Fig. 4 | Contributions of the 28 scaled features selected by LightGBM model.Feature importance from the independent blind test set was measured using splitimportance (green), mean SHAP value (orange) and effect size (determined bylogistics regression shown in purple). The features are arranged in the order chosenduring forward feature selection, optimised for AUC. Split importance indicates thefrequency with which a feature was used to split nodes and mean SHAP value isrepresented as the magnitude of the average impact the feature has on the modeloutput. Patterned bars in the effect size panel indicate a negative direction, solid barsindicate positive association. Detailed explanations of the 28 features selected areprovided in Supplementary Data 14.
Frequency of Tiredness/Lethargy
Smoker
Alcohol consumption
Frequency of Depressed Moods
Female
Headache Pain
Whole body Pain
Hip Pain
Stomach/Abdominal Pain
Facial Pain
Sleep Duration
Sleeplessness/Insomnia
Nap During Day
Age at Recruitment
Acetone
Leucine
Total-PPUFA %
Nucleated Red Blood Cell Count
Nucleated Red Blood Cell %
Immature Reticulocyte Fraction
L-VLDL-FC
Acetoacetate
Systolic Blood Pressure
S-LDL-TG
S-LDL-P
Immature Reticulocyte Fraction
M-VLDL-P
From Figure 4 it seems that by far the biggest contribution to the model output comes from Tiredness/lethargy, with whole body pain next, then age at recruitment.Though if you add together all the variations on pain they would be the biggest I think. By far the largest effect size comes from whole body pain with facial pain and lethargy next.
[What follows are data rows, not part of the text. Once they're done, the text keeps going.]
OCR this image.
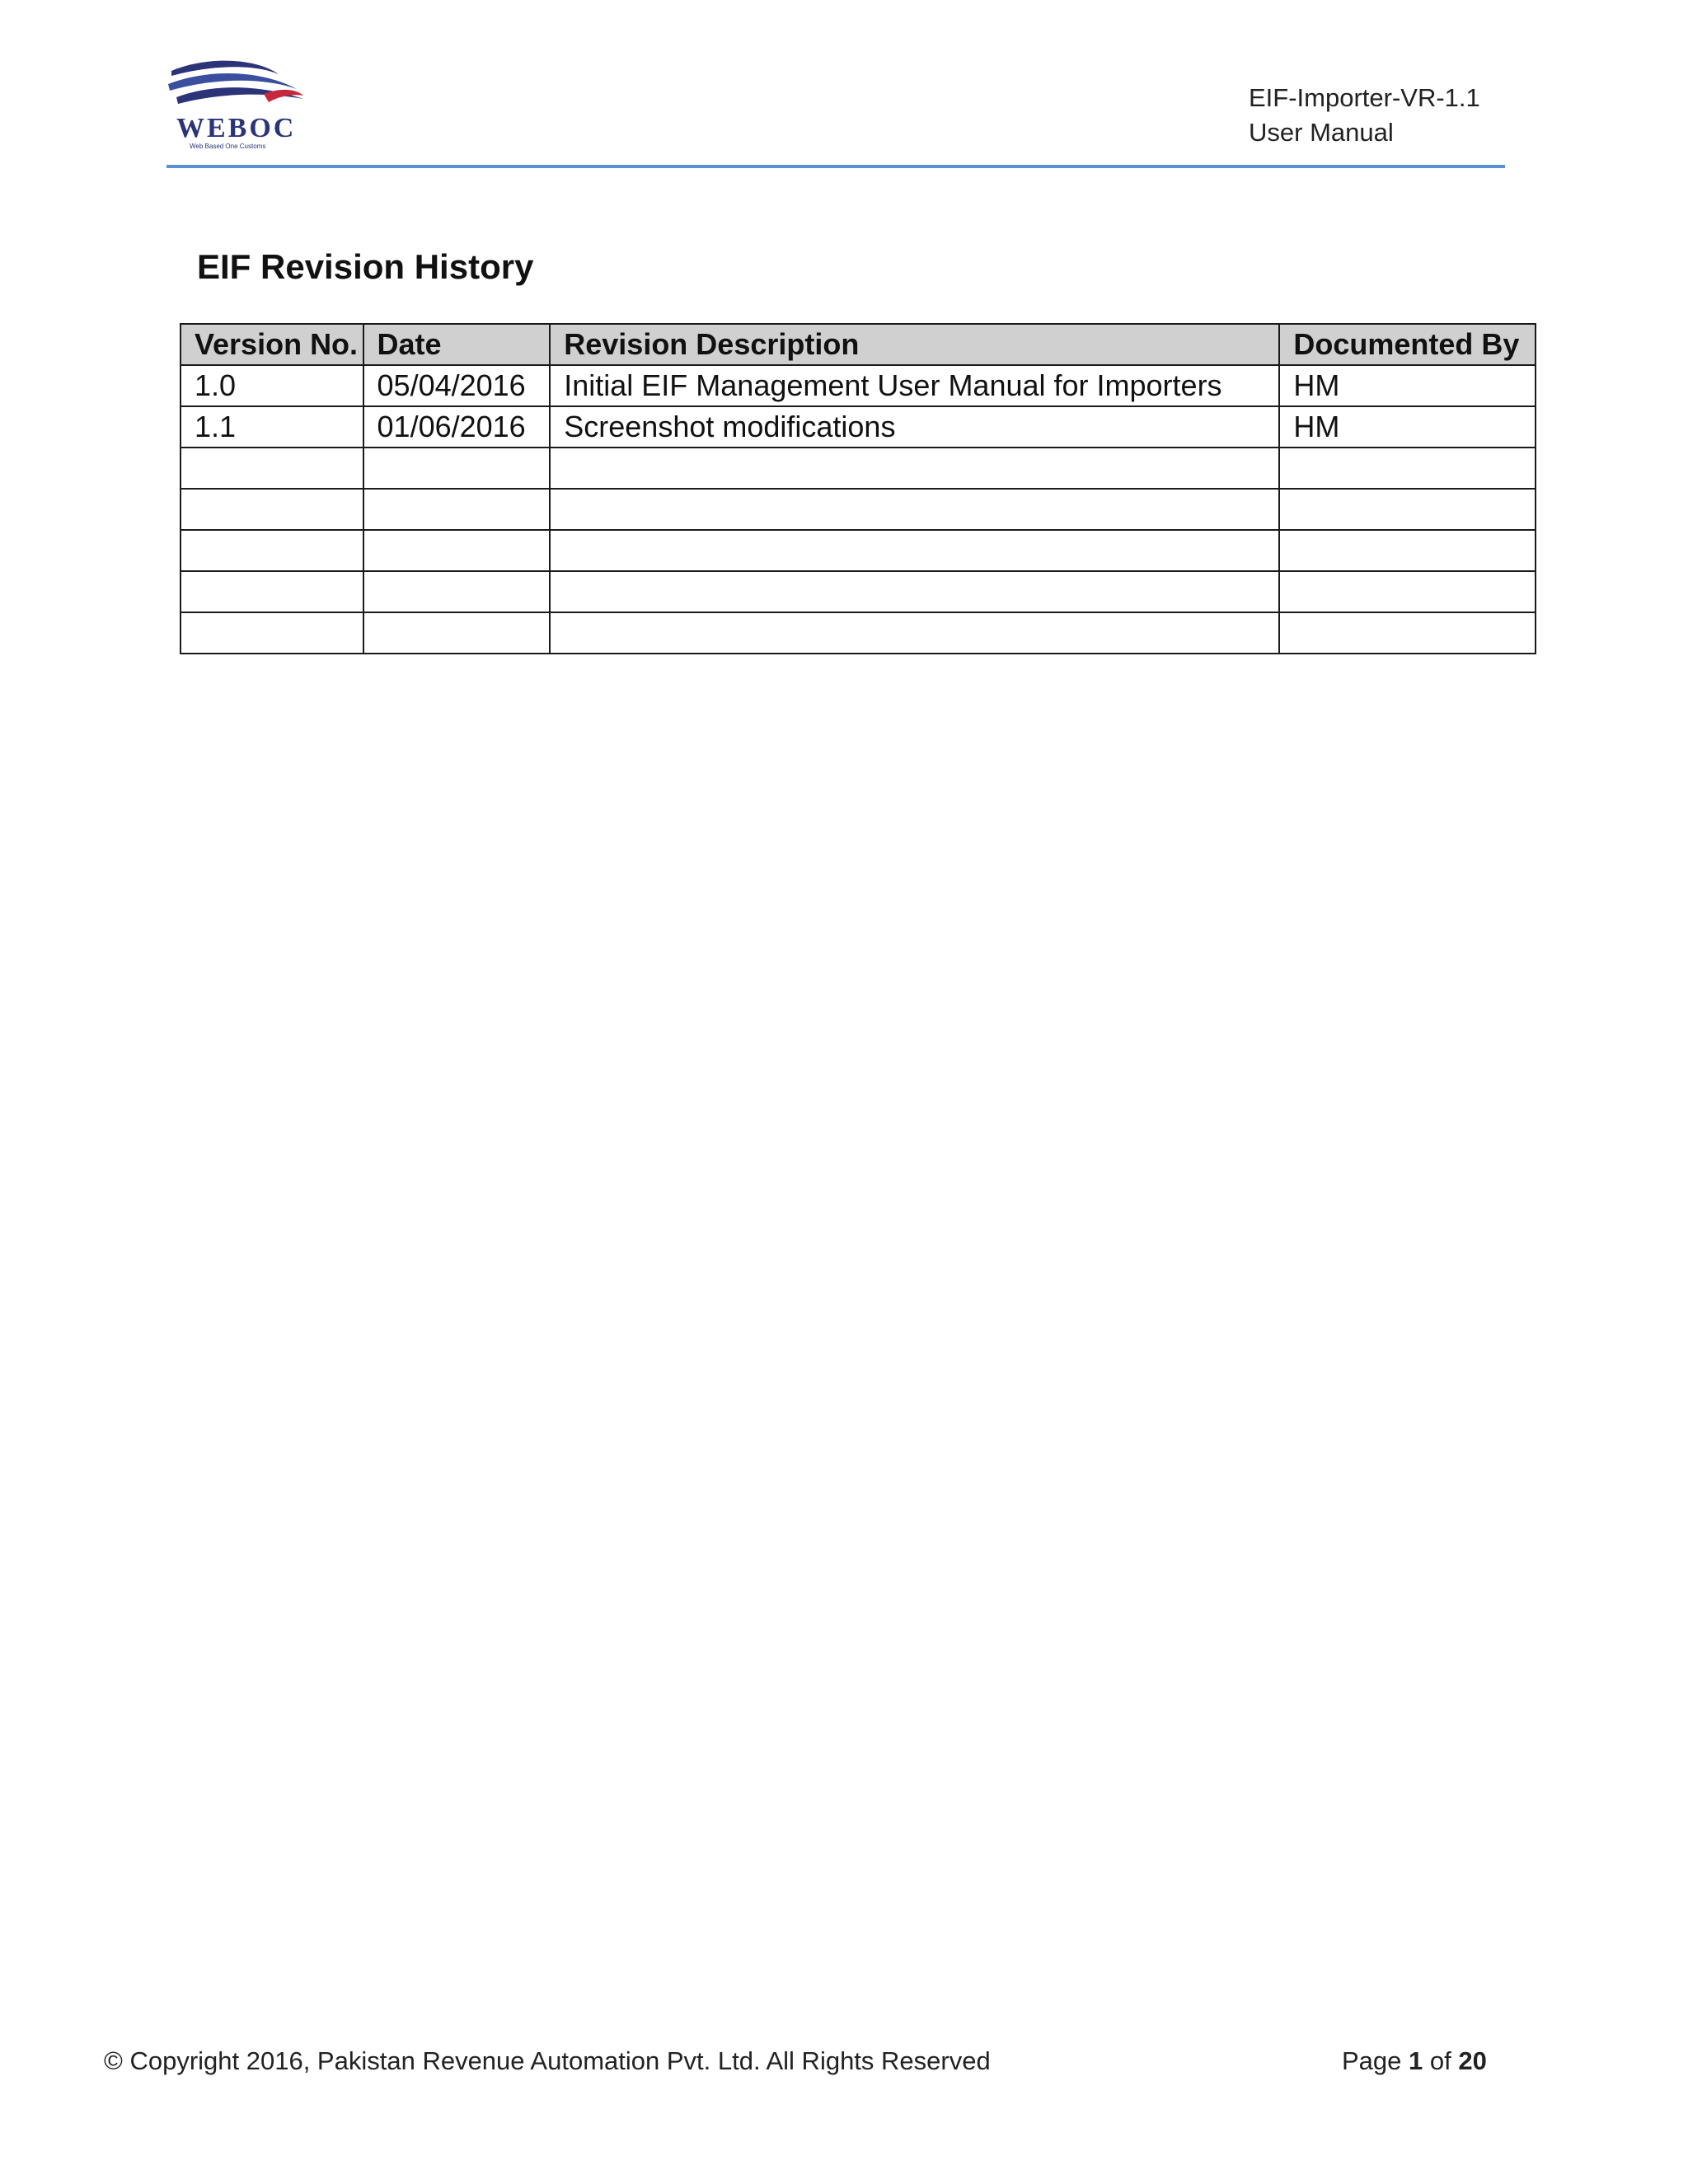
WEBOC
Web Based One Customs
EIF-Importer-VR-1.1
User Manual
EIF Revision History
Version No.	Date	Revision Description	Documented By
1.0	05/04/2016	Initial EIF Management User Manual for Importers	HM
1.1	01/06/2016	Screenshot modifications	HM

© Copyright 2016, Pakistan Revenue Automation Pvt. Ltd. All Rights Reserved	Page 1 of 20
Some of the few metabolomics markers have hardly any effect on the output, suggesting they are included more to claim they are relevant rather than to produce good diagnostics.
I see the output was compared with the output using a single feature, saying the output was 2.5 times as strong as the single individual strongest biomarker. I think a fairer comparison might be to compare it with the output of a model just using the things the patient can answer to their doctor in a diagnostic interview, as I've separated out as the first 14 on the list, or better still, the relevant ones to ME/CFS.
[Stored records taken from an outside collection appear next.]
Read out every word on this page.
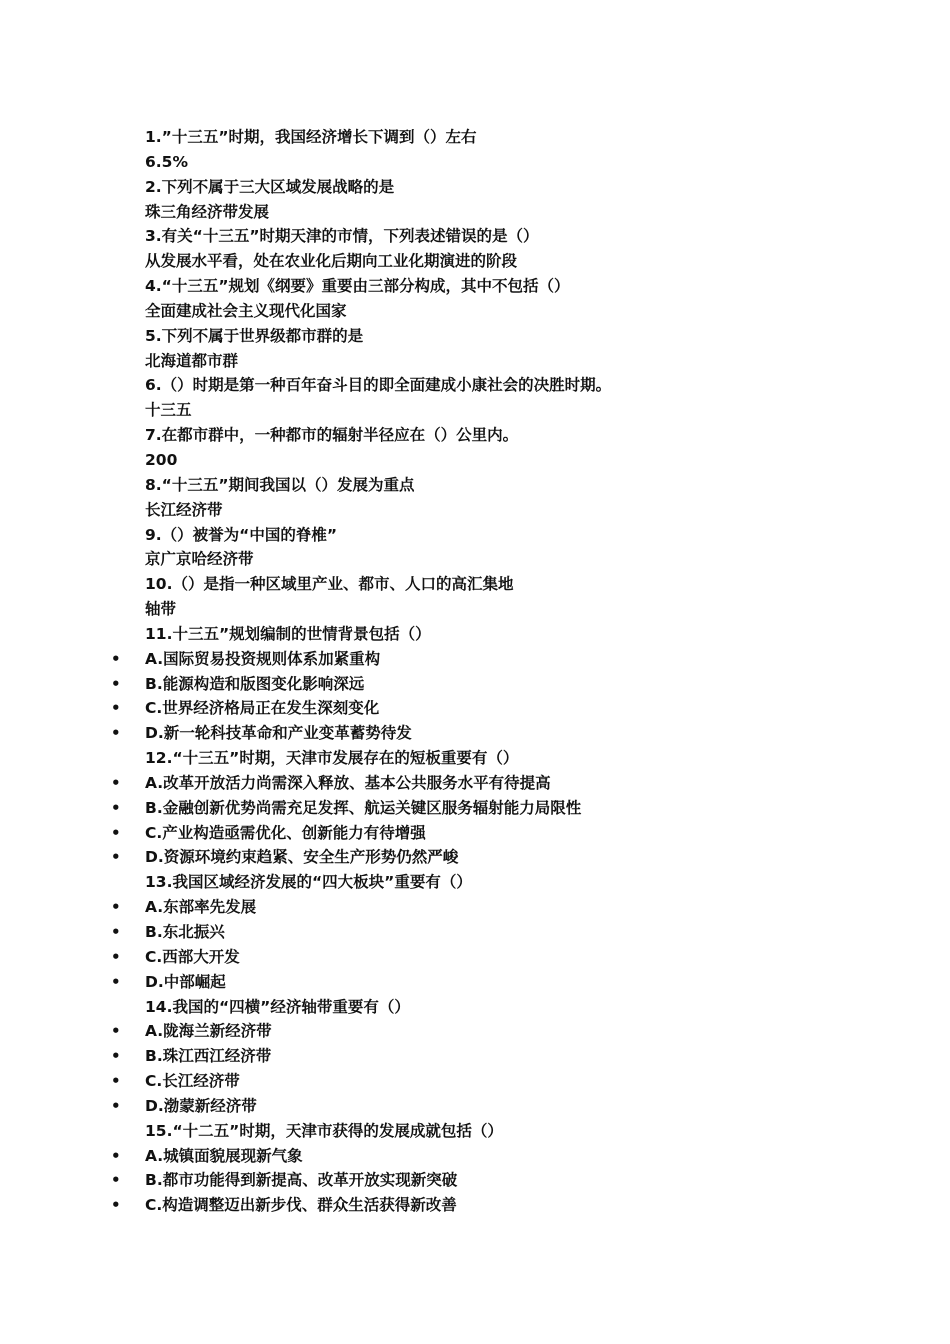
1.”十三五”时期，我国经济增长下调到（）左右
6.5%
2.下列不属于三大区域发展战略的是
珠三角经济带发展
3.有关“十三五”时期天津的市情，下列表述错误的是（）
从发展水平看，处在农业化后期向工业化期演进的阶段
4.“十三五”规划《纲要》重要由三部分构成，其中不包括（）
全面建成社会主义现代化国家
5.下列不属于世界级都市群的是
北海道都市群
6.（）时期是第一种百年奋斗目的即全面建成小康社会的决胜时期。
十三五
7.在都市群中，一种都市的辐射半径应在（）公里内。
200
8.“十三五”期间我国以（）发展为重点
长江经济带
9.（）被誉为“中国的脊椎”
京广京哈经济带
10.（）是指一种区域里产业、都市、人口的高汇集地
轴带
11.十三五”规划编制的世情背景包括（）
• A.国际贸易投资规则体系加紧重构
• B.能源构造和版图变化影响深远
• C.世界经济格局正在发生深刻变化
• D.新一轮科技革命和产业变革蓄势待发
12.“十三五”时期，天津市发展存在的短板重要有（）
• A.改革开放活力尚需深入释放、基本公共服务水平有待提高
• B.金融创新优势尚需充足发挥、航运关键区服务辐射能力局限性
• C.产业构造亟需优化、创新能力有待增强
• D.资源环境约束趋紧、安全生产形势仍然严峻
13.我国区域经济发展的“四大板块”重要有（）
• A.东部率先发展
• B.东北振兴
• C.西部大开发
• D.中部崛起
14.我国的“四横”经济轴带重要有（）
• A.陇海兰新经济带
• B.珠江西江经济带
• C.长江经济带
• D.渤蒙新经济带
15.“十二五”时期，天津市获得的发展成就包括（）
• A.城镇面貌展现新气象
• B.都市功能得到新提高、改革开放实现新突破
• C.构造调整迈出新步伐、群众生活获得新改善
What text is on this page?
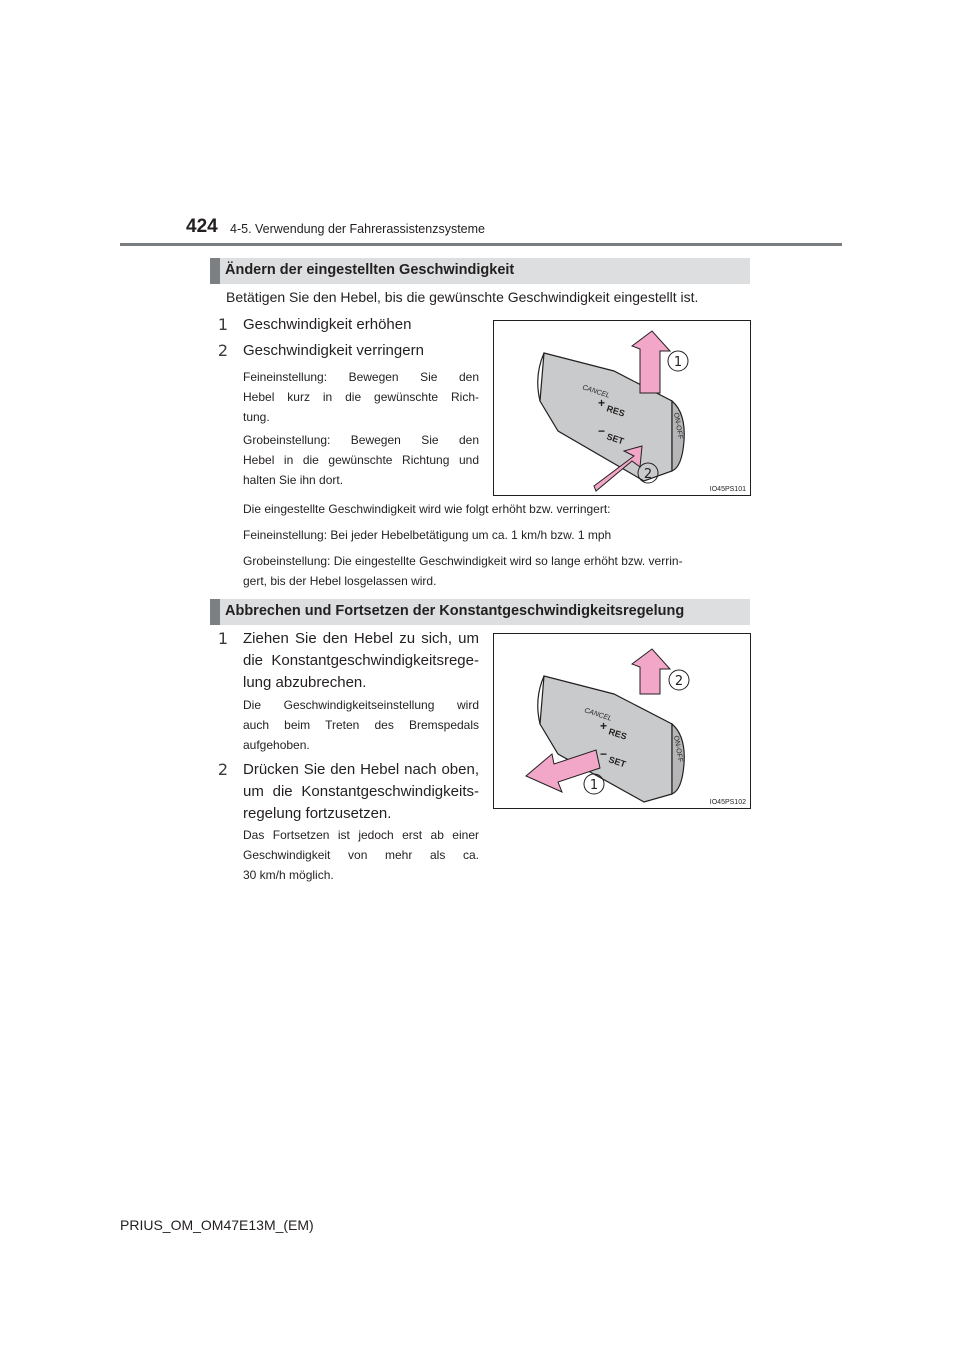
424 4-5. Verwendung der Fahrerassistenzsysteme
Ändern der eingestellten Geschwindigkeit
Betätigen Sie den Hebel, bis die gewünschte Geschwindigkeit eingestellt ist.
1 Geschwindigkeit erhöhen
2 Geschwindigkeit verringern
Feineinstellung: Bewegen Sie den
Hebel kurz in die gewünschte Rich-
tung.
Grobeinstellung: Bewegen Sie den
Hebel in die gewünschte Richtung und
halten Sie ihn dort.
1
2
CANCEL
RES
+
SET
−	ON-OFF
IO45PS101
Die eingestellte Geschwindigkeit wird wie folgt erhöht bzw. verringert:
Feineinstellung: Bei jeder Hebelbetätigung um ca. 1 km/h bzw. 1 mph
Grobeinstellung: Die eingestellte Geschwindigkeit wird so lange erhöht bzw. verrin-
gert, bis der Hebel losgelassen wird.
Abbrechen und Fortsetzen der Konstantgeschwindigkeitsregelung
1 Ziehen Sie den Hebel zu sich, um
die Konstantgeschwindigkeitsrege-
lung abzubrechen.
Die Geschwindigkeitseinstellung wird
auch beim Treten des Bremspedals
aufgehoben.
2 Drücken Sie den Hebel nach oben,
um die Konstantgeschwindigkeits-
regelung fortzusetzen.
Das Fortsetzen ist jedoch erst ab einer
Geschwindigkeit von mehr als ca.
30 km/h möglich.
2
1
CANCEL
RES
+
SET
−	ON-OFF
IO45PS102
PRIUS_OM_OM47E13M_(EM)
So how about testing the ME/CFS cohort against a random cohort from the whole biobank who don't have an ME/CFS diagnosis, but match for all of:
Frequency of Tiredness/Lethargy
Sleep Duration
Whole body Pain
Headache Pain
Female
plus having a random assortment of comorbidities.
Since the purpose of this ME/CFS score is to assist doctors who don't know much about ME/CFS with diagnosis, the next step, I think, is to try it out with real doctors against a set of questions and simple tests they can access that is more geared towards actually identifying ME/CFS, including questions to identify PEM, fatiguability, OI, pain, and the FUNCAP questionnaire. I suspect the latter would do better, and be much cheaper, and have the advantage of teaching the doctor what ME/CFS actually is.
Having said all that, I still think there is some value in this research, but it would have been better framed as an exploration of features in the biobank data that may be relevant to biomedical research, rather than publicising it as a way to diagnose ME/CFS.
I've run out of energy for this. I hope some of my thoughts are helpful.